Jeff Kirkpatrick, a Democrat who is taking a leave of absence as city attorney, has provided media with at least 10 news releases on local issues.
Cyndi Lamm, a Republican and City Council member, has sent out at least six news releases.
But Leirion Gaylor Baird, a Democrat and current City Council member, has provided no unsolicited, issue-oriented news releases, though she has offered comments on issues when reporters asked for a response.
News releases can provide candidates with greater name recognition when they are used in the newspaper or aired on TV or radio.
However, Gaylor Baird, who has successfully run two citywide campaigns and has served almost six years on the council, already has very good name recognition — particularly with her unusual first name.
Therefore she doesn’t need to risk expressing opinions in order to build name recognition, according to people who follow local campaigns closely.
City gets new fire engine
The city has received a new fire engine — victory red in color — that will go into service within the next couple of weeks.
The engine will be stationed at Fire Station 6, on South 48th Street near Pound Middle School, where it will replace a 12-year-old engine.
The Spartan/Smeal engine, built near Snyder, was ordered in December 2017 and took 450 days before it was delivered.
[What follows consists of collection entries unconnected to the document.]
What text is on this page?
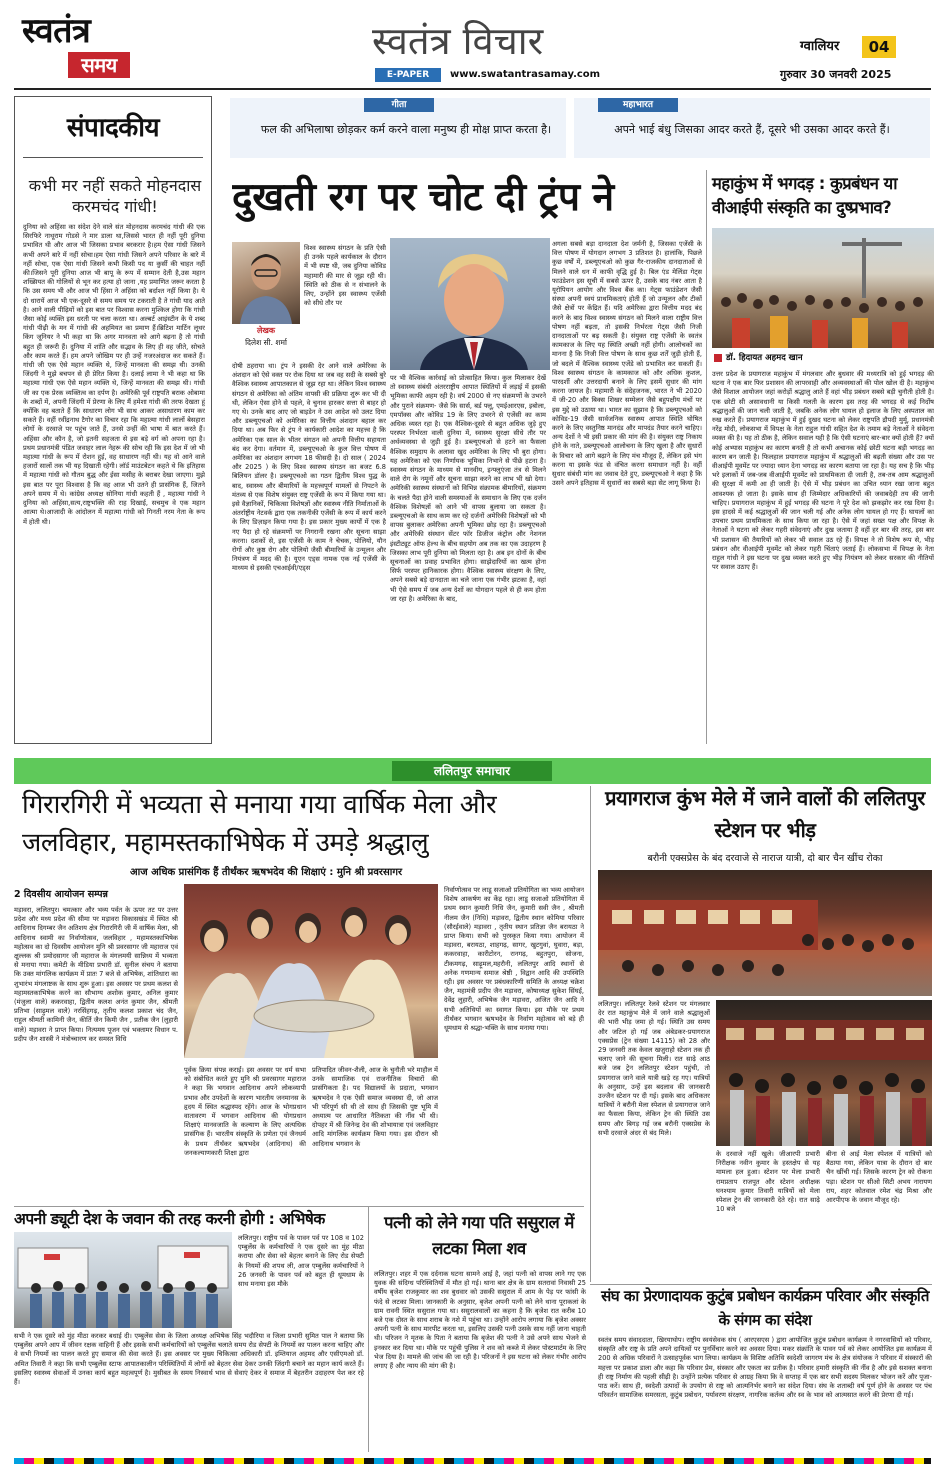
स्वतंत्र
समय
स्वतंत्र विचार
E-PAPER	www.swatantrasamay.com
ग्वालियर	04
गुरुवार 30 जनवरी 2025
संपादकीय
कभी मर नहीं सकते मोहनदास करमचंद गांधी!
दुनिया को अहिंसा का संदेश देने वाले संत मोहनदास करमचंद गांधी की एक सिरफिरे नाथूराम गोडसे ने मार डाला था,जिससे भारत ही नहीं पूरी दुनिया प्रभावित थी और आज भी जिसका प्रभाव बरकरार है।हम ऐसा गांधी जिसने कभी अपने बारे में नहीं सोचा।हम ऐसा गांधी जिसने अपने परिवार के बारे में नहीं सोचा, एक ऐसा गांधी जिसने कभी किसी पद या कुर्सी की चाहत नहीं की।जिसने पूरी दुनिया आज भी बापू के रूप में सम्मान देती है,उस महान शख्सियत की गोलियों से भून कर हत्या हो जाना ,यह प्रमाणित जरूर करता है कि उस समय भी और आज भी हिंसा ने अहिंसा को बर्दाश्त नहीं किया है। ये दो धारायें आज भी एक-दूसरे से समय समय पर टकराती है ते गांधी याद आते है। आने वाली पीढ़ियों को इस बात पर विश्वास करना मुश्किल होगा कि गांधी जैसा कोई व्यक्ति इस धरती पर चला करता था। अल्बर्ट आइंस्टीन के ये शब्द गांधी पीढ़ी के मन में गांधी की अहमियत का प्रमाण हैं।ब्रिटिश मार्टिन लूथर किंग जूनियर ने भी कहा था कि अगर मानवता को आगे बढ़ना है तो गांधी बहुत ही जरूरी हैं। दुनिया में शांति और सद्भाव के लिए ही वह जीते, सोचते और काम करते हैं। हम अपने जोखिम पर ही उन्हें नजरअंदाज कर सकते हैं। गांधी जी एक ऐसे महान व्यक्ति थे, जिन्हें मानवता की समझ थी। उनकी जिंदगी ने मुझे बचपन से ही प्रेरित किया है। दलाई लामा ने भी कहा था कि महात्मा गांधी एक ऐसे महान व्यक्ति थे, जिन्हें मानवता की समझ थी। गांधी जी का एक प्रेरक व्यक्तित्व का दर्पण है। अमेरिकी पूर्व राष्ट्रपति बराक ओबामा के शब्दों में, अपनी जिंदगी में प्रेरणा के लिए मैं हमेशा गांधी की तरफ देखता हूं क्योंकि वह बताते हैं कि साधारण लोग भी साथ आकर असाधारण काम कर सकते हैं। वहीं रवींद्रनाथ टैगोर का विचार रहा कि महात्मा गांधी लालों बेसहारा लोगों के दरवाजे पर पहुंच जाते हैं, उनसे उन्हीं की भाषा में बात करते हैं। अहिंसा और कौन है, जो इतनी सहजता से इस बड़े वर्ग को अपना रहा है। प्रथम प्रधानमंत्री पंडित जवाहर लाल नेहरू की सोच रही कि इस देश में जो भी महात्मा गांधी के रूप में रोशन हुई, वह साधारण नहीं थी। यह वो आने वाले हजारों सालों तक भी यह दिखाती रहेगी। लॉर्ड माउंटबेटन कहते थे कि इतिहास में महात्मा गांधी को गौतम बुद्ध और ईसा मसीह के बराबर देखा जाएगा। मुझे इस बात पर पूरा विश्वास है कि वह आज भी उतने ही प्रासंगिक हैं, जितने अपने समय में थे। कांग्रेस अध्यक्ष सोनिया गांधी कहती हैं , महात्मा गांधी ने दुनिया को अहिंसा,सत्य,राष्ट्रभक्ति की राह दिखाई, सचमुच वे एक महान आत्मा थे।आजादी के आंदोलन में महात्मा गांधी को गिनती नरम नेता के रूप में होती थी।
गीता
फल की अभिलाषा छोड़कर कर्म करने वाला मनुष्य ही मोक्ष प्राप्त करता है।
महाभारत
अपने भाई बंधु जिसका आदर करते हैं, दूसरे भी उसका आदर करते हैं।
दुखती रग पर चोट दी ट्रंप ने
लेखक
दिलेश सी. शर्मा
विश्व स्वास्थ्य संगठन के प्रति ऐसी ही उनके पहले कार्यकाल के दौरान में भी स्पष्ट थी, जब दुनिया कोविड महामारी की मार से जूझ रही थी। स्थिति को ठीक से न संभालने के लिए, उन्होंने इस स्वास्थ्य एजेंसी को सीधे तौर पर
दोषी ठहराया था। ट्रंप ने इसकी देर आने वाले अमेरिका के अंशदान को ऐसे वक्त पर रोक दिया था जब वह सदी के सबसे बुरे वैश्विक स्वास्थ्य आपातकाल से जूझ रहा था। लेकिन विश्व स्वास्थ्य संगठन से अमेरिका को अंतिम वापसी की प्रक्रिया शुरू कर भी दी थी, लेकिन ऐसा होने से पहले, वे चुनाव हारकर सत्ता से बाहर हो गए थे। उनके बाद आए जो बाइडेन ने उस आदेश को उलट दिया और डब्ल्यूएचओ को अमेरिका का वित्तीय अंशदान बहाल कर दिया था। अब फिर से ट्रंप ने कार्यकारी आदेश का महत्त्व है कि अमेरिका एक साल के भीतर संगठन को अपनी वित्तीय सहायता बंद कर देगा। वर्तमान में, डब्ल्यूएचओ के कुल वित्त पोषण में अमेरिका का अंशदान लगभग 18 फीसदी है। दो साल ( 2024 और 2025 ) के लिए विश्व स्वास्थ्य संगठन का बजट 6.8 बिलियन डॉलर है। डब्ल्यूएचओ का गठन द्वितीय विश्व युद्ध के बाद, स्वास्थ्य और बीमारियों के महत्त्वपूर्ण मामलों से निपटने के मंतव्य से एक विशेष संयुक्त राष्ट्र एजेंसी के रूप में किया गया था। इसे वैज्ञानिकों, चिकित्सा विशेषज्ञों और स्वास्थ्य नीति निर्माताओं के अंतर्राष्ट्रीय नेटवर्क द्वारा एक तकनीकी एजेंसी के रूप में कार्य करने के लिए डिज़ाइन किया गया है। इस प्रकार मुख्य कार्यों में एक है नए पैदा हो रहे संक्रमणों पर निगरानी रखना और सूचना साझा करना। दशकों से, इस एजेंसी के काम ने चेचक, पोलियो, यौन रोगों और कुष्ठ रोग और पोलियो जैसी बीमारियों के उन्मूलन और नियंत्रण में मदद की है। यूएन एड्स नामक एक नई एजेंसी के माध्यम से इसकी एचआईवी/एड्स
पर भी वैश्विक कार्रवाई को प्रोत्साहित किया। कुल मिलाकर देखें तो स्वास्थ्य संबंधी अंतरराष्ट्रीय आपात स्थितियों में लड़ाई में इसकी भूमिका काफी अहम रही है। वर्ष 2000 से नए संक्रमणों के उभरने और पुराने संक्रमण- जैसे कि सार्स, बर्ड फ्लू, एमईआरएस, इबोला, एमपॉक्स और कोविड 19 के लिए उभरने से एजेंसी का काम अधिक व्यस्त रहा है। एक वैश्विक-दूसरे से बहुत अधिक जुड़े हुए परस्पर निर्भरता वाली दुनिया में, स्वास्थ्य सुरक्षा सीधे तौर पर अर्थव्यवस्था से जुड़ी हुई है। डब्ल्यूएचओ से हटने का फैसला वैश्विक समुदाय के अलावा खुद अमेरिका के लिए भी बुरा होगा। यह अमेरिका को एक निर्णायक भूमिका निभाने से पीछे हटना है। स्वास्थ्य संगठन के माध्यम से मानवीय, इन्फ्लुएंजा तंत्र से मिलने वाले रोग के नमूनों और सूचना साझा करने का लाभ भी खो देगा। अमेरिकी स्वास्थ्य संस्थानों को विभिन्न संक्रामक बीमारियों, संक्रमण के चलते पैदा होने वाली समस्याओं के समाधान के लिए एक दर्जन वैश्विक विशेषज्ञों को आने भी वापस बुलाया जा सकता है। डब्ल्यूएचओ के साथ काम कर रहे दर्जनों अमेरिकी विशेषज्ञों को भी वापस बुलाकर अमेरिका अपनी भूमिका छोड़ रहा है। डब्ल्यूएचओ और अमेरिकी संस्थान सेंटर फॉर डिजीज कंट्रोल और नेशनल इंस्टीट्यूट ऑफ हेल्थ के बीच सहयोग अब तक का एक उदाहरण है जिसका लाभ पूरी दुनिया को मिलता रहा है। अब इन दोनों के बीच सूचनाओं का प्रवाह प्रभावित होगा। साझेदारियों का खत्म होना सिर्फ परस्पर हानिकारक होगा। वैश्विक स्वास्थ्य संरक्षण के लिए, अपने सबसे बड़े दानदाता का चले जाना एक गंभीर झटका है, वहां भी ऐसे समय में जब अन्य देशों का योगदान पहले से ही कम होता जा रहा है। अमेरिका के बाद,
अगला सबसे बड़ा दानदाता देश जर्मनी है, जिसका एजेंसी के वित्त पोषण में योगदान लगभग 3 प्रतिशत है। हालांकि, पिछले कुछ वर्षों में, डब्ल्यूएचओ को कुछ गैर-राजकीय दानदाताओं से मिलने वाले धन में काफी वृद्धि हुई है। बिल एंड मेलिंडा गेट्स फाउंडेशन इस सूची में सबसे ऊपर है, उसके बाद नंबर आता है यूरोपियन आयोग और विश्व बैंक का। गेट्स फाउंडेशन जैसी संस्था अपनी स्वयं प्राथमिकताएं होती हैं जो उन्मूलन और टीकों जैसे क्षेत्रों पर केंद्रित हैं। यदि अमेरिका द्वारा वित्तीय मदद बंद करने के बाद विश्व स्वास्थ्य संगठन को मिलने वाला राष्ट्रीय वित्त पोषण नहीं बढ़ता, तो इसकी निर्भरता गेट्स जैसी निजी दानदाताओं पर बढ़ सकती है। संयुक्त राष्ट्र एजेंसी के स्वतंत्र कामकाज के लिए यह स्थिति अच्छी नहीं होगी। आलोचकों का मानना है कि निजी वित्त पोषण के साथ कुछ शर्तें जुड़ी होती हैं, जो बदले में वैश्विक स्वास्थ्य एजेंडे को प्रभावित कर सकती हैं। विश्व स्वास्थ्य संगठन के कामकाज को और अधिक कुशल, पारदर्शी और उत्तरदायी बनाने के लिए इसमें सुधार की मांग करना जायज है। महामारी के संदेहजनक, भारत ने भी 2020 में जी-20 और बिक्स शिखर सम्मेलन जैसे बहुपक्षीय मंचों पर इस मुद्दे को उठाया था। भारत का सुझाव है कि डब्ल्यूएचओ को कोविड-19 जैसी सार्वजनिक स्वास्थ्य आपात स्थिति घोषित करने के लिए वस्तुनिष्ठ मानदंड और मापदंड तैयार करने चाहिए। अन्य देशों ने भी इसी प्रकार की मांग की है। संयुक्त राष्ट्र निकाय होने के नाते, डब्ल्यूएचओ आलोचना के लिए खुला है और सुधारों के विचार को आगे बढ़ाने के लिए मंच मौजूद हैं, लेकिन इसे भंग करना या इसके फंड से वंचित करना समाधान नहीं है। वहीं सुधार संबंधी मांग का जवाब देते हुए, डब्ल्यूएचओ ने कहा है कि उसने अपने इतिहास में सुधारों का सबसे बड़ा सेट लागू किया है।
महाकुंभ में भगदड़ : कुप्रबंधन या वीआईपी संस्कृति का दुष्प्रभाव?
डॉ. हिदायत अहमद खान
उत्तर प्रदेश के प्रयागराज महाकुंभ में मंगलवार और बुधवार की मध्यरात्रि को हुई भगदड़ की घटना ने एक बार फिर प्रशासन की लापरवाही और अव्यवस्थाओं की पोल खोल दी है। महाकुंभ जैसे विशाल आयोजन जहां करोड़ों श्रद्धालु आते हैं वहां भीड़ प्रबंधन सबसे बड़ी चुनौती होती है। एक छोटी सी असावधानी या किसी गलती के कारण इस तरह की भगदड़ से कई निर्दोष श्रद्धालुओं की जान चली जाती है, जबकि अनेक लोग घायल हो इलाज के लिए अस्पताल का रुख करते हैं। प्रयागराज महाकुंभ में हुई दुखद घटना को लेकर राष्ट्रपति द्रौपदी मुर्मू, प्रधानमंत्री नरेंद्र मोदी, लोकसभा में विपक्ष के नेता राहुल गांधी सहित देश के तमाम बड़े नेताओं ने संवेदना व्यक्त की है। यह तो ठीक है, लेकिन सवाल यही है कि ऐसी घटनाएं बार-बार क्यों होती हैं? क्यों कोई अभ्यास महाकुंभ का कारण बनती है तो कभी अचानक कोई छोटी घटना बड़ी भगदड़ का कारण बन जाती है। फिलहाल प्रयागराज महाकुंभ में श्रद्धालुओं की बढ़ती संख्या और उस पर वीआईपी मूवमेंट पर ज्यादा ध्यान देना भगदड़ का कारण बताया जा रहा है। यह सच है कि भीड़ भरे इलाकों में जब-जब वीआईपी मूवमेंट को प्राथमिकता दी जाती है, तब-तब आम श्रद्धालुओं की सुरक्षा में कमी आ ही जाती है। ऐसे में भीड़ प्रबंधन का उचित ध्यान रखा जाना बहुत आवश्यक हो जाता है। इसके साथ ही जिम्मेदार अधिकारियों की जवाबदेही तय की जानी चाहिए। प्रयागराज महाकुंभ में हुई भगदड़ की घटना ने पूरे देश को झकझोर कर रख दिया है। इस हादसे में कई श्रद्धालुओं की जान चली गई और अनेक लोग घायल हो गए हैं। घायलों का उपचार प्रथम प्राथमिकता के साथ किया जा रहा है। ऐसे में जहां सख्त पक्ष और विपक्ष के नेताओं ने घटना को लेकर गहरी संवेदनाएं और दुख जताया है वहीं हर बार की तरह, इस बार भी प्रशासन की तैयारियों को लेकर भी सवाल उठ रहे हैं। विपक्ष ने तो विशेष रूप से, भीड़ प्रबंधन और वीआईपी मूवमेंट को लेकर गहरी चिंताएं जताई हैं। लोकसभा में विपक्ष के नेता राहुल गांधी ने इस घटना पर दुख व्यक्त करते हुए भीड़ नियंत्रण को लेकर सरकार की नीतियों पर सवाल उठाए हैं।
ललितपुर समाचार
गिरारगिरी में भव्यता से मनाया गया वार्षिक मेला और जलविहार, महामस्तकाभिषेक में उमड़े श्रद्धालु
आज अधिक प्रासंगिक हैं तीर्थंकर ऋषभदेव की शिक्षाएं : मुनि श्री प्रवरसागर
2 दिवसीय आयोजन सम्पन्न
मड़ावरा, ललितपुर। चमत्कार और भव्य पर्वत के ऊपर तट पर उत्तर प्रदेश और मध्य प्रदेश की सीमा पर मड़ावरा विकासखंड में स्थित श्री आदिनाथ दिगम्बर जैन अतिशय क्षेत्र गिरारगिरी जी में वार्षिक मेला, श्री आदिनाथ स्वामी का निर्वाणोत्सव, जलविहार , महामस्तकाभिषेक महोत्सव का दो दिवसीय आयोजन मुनि श्री प्रवरसागर जी महाराज एवं क्षुल्लक श्री प्रमोदसागर जी महाराज के मंगलमयी सान्निध्य में भव्यता से मनाया गया। कमेटी के मीडिया प्रभारी डॉ. सुनील संचय ने बताया कि उक्त मांगलिक कार्यक्रम में प्रातः 7 बजे से अभिषेक, शांतिधारा का शुभारंभ मंगलाष्टक के साथ शुरू हुआ। इस अवसर पर प्रथम कलश से महामस्तकाभिषेक करने का सौभाग्य अशोक कुमार, अनिल कुमार (मंजुला वाले) ककरवाहा, द्वितीय कलश अनंत कुमार जैन, श्रीमती प्रतिभा (साढ़ुमल वाले) नरसिंहगढ़, तृतीय कलश प्रकाश चंद जैन, राहुल श्रीमती कामिनी जैन, कीर्ति जैन किमी जैन , प्रतीक जैन (लुहारी वाले) मड़ावरा ने प्राप्त किया। नित्यमय पूजन एवं भक्तामर विधान प. प्रदीप जैन शास्त्री ने मंत्रोच्चारण कर समस्त विधि
पूर्वक क्रिया संपन्न कराईं। इस अवसर पर धर्म सभा को संबोधित करते हुए मुनि श्री प्रवरसागर महाराज ने कहा कि भगवान आदिनाथ अपने लोकव्यापी प्रभाव और उपदेशों के कारण भारतीय जनमानस के हृदय में स्थित श्रद्धास्पद रहेंगे। आज के भोगप्रधान वातावरण में भगवान आदिनाथ की योगप्रधान शिक्षाएं मानवजाति के कल्याण के लिए अत्यधिक प्रासंगिक हैं। भारतीय संस्कृति के प्रणेता एवं जैनधर्म के प्रथम तीर्थंकर ऋषभदेव (आदिनाथ) की जनकल्याणकारी शिक्षा द्वारा
प्रतिपादित जीवन-शैली, आज के चुनौती भरे माहौल में उनके सामाजिक एवं राजनीतिक विचारों की प्रासंगिकता है। पद विद्यालयों के प्रदाता, भगवान ऋषभदेव ने एक ऐसी समाज व्यवस्था दी, जो आज भी परिपूर्ण सी थी तो साथ ही जिसकी पुष्ट भूमि में अध्यात्म पर आधारित नैतिकता की नींव भी थी। दोपहर में श्री जिनेन्द्र देव की शोभायात्रा एवं जलविहार आदि मांगलिक कार्यक्रम किया गया। इस दौरान श्री आदिनाथ भगवान के
निर्वाणोत्सव पर लाडू सजाओ प्रतियोगिता का भव्य आयोजन विशेष आकर्षण का केंद्र रहा। लाडू सजाओ प्रतियोगिता में प्रथम स्थान कुमारी निधि जैन, कुमारी सवी जैन , श्रीमती नीलम जैन (निधि) मड़ावरा, द्वितीय स्थान कोमिया परिवार (सौरईवाले) मड़ावरा , तृतीय स्थान प्रतिज्ञा जैन बरायठा ने प्राप्त किया। सभी को पुरस्कृत किया गया। आयोजन में मड़ावरा, बरायठा, शाहगढ़, सागर, खुटगुवां, घुवारा, बड़ा, ककरवाहा, कारीटोरन, रानगढ़, बहुतपुरा, सोजना, टीकमगढ़, साढ़ूमल,महरौनी, ललितपुर आदि स्थानों से अनेक गणमान्य समाज श्रेष्ठी , विद्वान आदि की उपस्थिति रही। इस अवसर पर प्रबंधकारिणी समिति के अध्यक्ष चक्रेश जैन, महामंत्री प्रदीप जैन मड़ावरा, कोषाध्यक्ष सुकेश सिंघई, देवेंद्र लुहारी, अभिषेक जैन मड़ावरा, अजित जैन आदि ने सभी अतिथियों का स्वागत किया। इस मौके पर प्रथम तीर्थंकर भगवान ऋषभदेव के निर्वाण महोत्सव को बड़े ही धूमधाम से श्रद्धा-भक्ति के साथ मनाया गया।
अपनी ड्यूटी देश के जवान की तरह करनी होगी : अभिषेक
ललितपुर। राष्ट्रीय पर्व के पावन पर्व पर 108 व 102 एम्बुलेंस के कर्मचारियों ने एक दूसरे का मुंह मीठा कराया और सेवा को बेहतर बनाने के लिए रोड सेफ्टी के नियमों की शपथ ली, आज एम्बुलेंस कर्मचारियों ने 26 जनवरी के पावन पर्व को बहुत ही धूमधाम के साथ मनाया इस मौके
सभी ने एक दूसरे को मुंह मीठा करकर बधाई दी। एम्बुलेंस सेवा के जिला अध्यक्ष अभिषेक सिंह भदौरिया व जिला प्रभारी सुमित पाल ने बताया कि एम्बुलेंस अपने आप में जीवन रक्षक वाहिनी हैं और इसके सभी कर्मचारियों को एम्बुलेंस चलाते समय रोड सेफ्टी के नियमों का पालन करना चाहिए और वे सभी नियमों का पालन करते हुए समाज की सेवा करते हैं। इस अवसर पर मुख्य चिकित्सा अधिकारी डॉ. इम्तियाज अहमद और एसीएमओ डॉ. अमित तिवारी ने कहा कि सभी एम्बुलेंस स्टाफ आपातकालीन परिस्थितियों में लोगों को बेहतर सेवा देकर उनकी जिंदगी बचाने का महान कार्य करते हैं। इसलिए स्वास्थ्य सेवाओं में उनका कार्य बहुत महत्वपूर्ण है। मुसीबत के समय निस्वार्थ भाव से सेवाएं देकर वे समाज में बेहतरीन उदाहरण पेश कर रहे हैं।
पत्नी को लेने गया पति ससुराल में लटका मिला शव
ललितपुर। शहर में एक दर्दनाक घटना सामने आई है, जहां पत्नी को वापस लाने गए एक युवक की संदिग्ध परिस्थितियों में मौत हो गई। थाना बार क्षेत्र के ग्राम सतरावां निवासी 25 वर्षीय बृजेश राजकुमार का शव बुधवार को उसकी ससुराल में आम के पेड़ पर फांसी के फंदे से लटका मिला। जानकारी के अनुसार, बृजेश अपनी पत्नी को लेने थाना पूराकलां के ग्राम रावनी स्थित ससुराल गया था। ससुरालवालों का कहना है कि बृजेश रात करीब 10 बजे एक दोस्त के साथ शराब के नशे में पहुंचा था। उन्होंने आरोप लगाया कि बृजेश अक्सर अपनी पत्नी के साथ मारपीट करता था, इसलिए उसकी पत्नी उसके साथ नहीं जाना चाहती थी। परिजन ने मृतक के पिता ने बताया कि बृजेश की पत्नी ने उसे अपने साथ भेजने से इनकार कर दिया था। मौके पर पहुंची पुलिस ने शव को कब्जे में लेकर पोस्टमार्टम के लिए भेज दिया है। मामले की जांच की जा रही है। परिजनों ने इस घटना को लेकर गंभीर आरोप लगाए हैं और न्याय की मांग की है।
प्रयागराज कुंभ मेले में जाने वालों की ललितपुर स्टेशन पर भीड़
बरौनी एक्सप्रेस के बंद दरवाजे से नाराज यात्री, दो बार चैन खींच रोका
ललितपुर। ललितपुर रेलवे स्टेशन पर मंगलवार देर रात महाकुंभ मेले में जाने वाले श्रद्धालुओं की भारी भीड़ जमा हो गई। स्थिति उस समय और जटिल हो गई जब अंबेडकर-प्रयागराज एक्सप्रेस (ट्रेन संख्या 14115) को 28 और 29 जनवरी तक केवल खजुराहो स्टेशन तक ही चलाए जाने की सूचना मिली। रात साढ़े आठ बजे जब ट्रेन ललितपुर स्टेशन पहुंची, तो प्रयागराज जाने वाले यात्री खड़े रह गए। यात्रियों के अनुसार, उन्हें इस बदलाव की जानकारी उज्जैन स्टेशन पर दी गई। इसके बाद अधिकतर यात्रियों ने बरौनी मेला स्पेशल से प्रयागराज जाने का फैसला किया, लेकिन ट्रेन की स्थिति उस समय और बिगड़ गई जब बरौनी एक्सप्रेस के सभी दरवाजे अंदर से बंद मिले।
के दरवाजे नहीं खुले। जीआरपी प्रभारी निरीक्षक नवीन कुमार के हस्तक्षेप से यह मामला हल हुआ। स्टेशन पर मेला प्रभारी रामप्रताप राजपूत और स्टेशन अधीक्षक घनश्याम कुमार तिवारी यात्रियों को मेला स्पेशल ट्रेन की जानकारी देते रहे। रात साढ़े 10 बजे
बीना से आई मेला स्पेशल में यात्रियों को बैठाया गया, लेकिन यात्रा के दौरान दो बार चैन खींची गई। जिसके कारण ट्रेन को रोकना पड़ा। स्टेशन पर सीओ सिटी अभय नारायण राय, शहर कोतवाल रमेश चंद्र मिश्रा और आरपीएफ के जवान मौजूद रहे।
संघ का प्रेरणादायक कुटुंब प्रबोधन कार्यक्रम परिवार और संस्कृति के संगम का संदेश
स्वतंत्र समय संवाददाता, खिरयाघोप। राष्ट्रीय स्वयंसेवक संघ ( आरएसएस ) द्वारा आयोजित कुटुंब प्रबोधन कार्यक्रम ने नगरवासियों को परिवार, संस्कृति और राष्ट्र के प्रति अपने दायित्वों पर पुनर्विचार करने का अवसर दिया। मकर संक्रांति के पावन पर्व को लेकर आयोजित इस कार्यक्रम में 200 से अधिक परिवारों ने उत्साहपूर्वक भाग लिया। कार्यक्रम के विशिष्ट अतिथि स्वदेशी जागरण मंच के क्षेत्र संयोजक ने परिवार में संस्कारों की महत्ता पर प्रकाश डाला और कहा कि परिवार प्रेम, संस्कार और एकता का प्रतीक है। परिवार हमारी संस्कृति की नींव है और इसे सशक्त बनाना ही राष्ट्र निर्माण की पहली सीढ़ी है। उन्होंने प्रत्येक परिवार से आग्रह किया कि वे सप्ताह में एक बार सभी सदस्य मिलकर भोजन करें और पूजा-पाठ करें। साथ ही, स्वदेशी उत्पादों के उपयोग से राष्ट्र को आत्मनिर्भर बनाने का संदेश दिया। संघ के शताब्दी वर्ष पूर्ण होने के अवसर पर पंच परिवर्तन सामाजिक समरसता, कुटुंब प्रबोधन, पर्यावरण संरक्षण, नागरिक कर्तव्य और स्व के भाव को आत्मसात करने की प्रेरणा दी गई।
That is the long timeline you get when you buy one engine at a time, said Fire Chief Micheal Despain.
The city just ordered seven more engines, for $3.5 million, and those will take 330 days to build, Despain said.
Funds for the seven engines will come out of two budgets and will be paid in two installments.
The department still needs another five engines to have a healthy fleet, Despain said. But he called the just-ordered seven new engines "huge progress."
The department doesn't have new engines for the two new fire stations under construction. Two additional stations are being built as replacement stations.
Despain hopes to buy the two engines necessary for the new stations with some of the money left over from the quarter-cent sales tax that was used to pay for a new emergency radio system and new fire stations.
But the City Council hasn’t yet made that decision and there are competing ideas on how best to use that money.
The firefighters union would like to use the leftover money to replace items cut from the new fire stations, and some residents believe the money should be saved for future police radio system needs.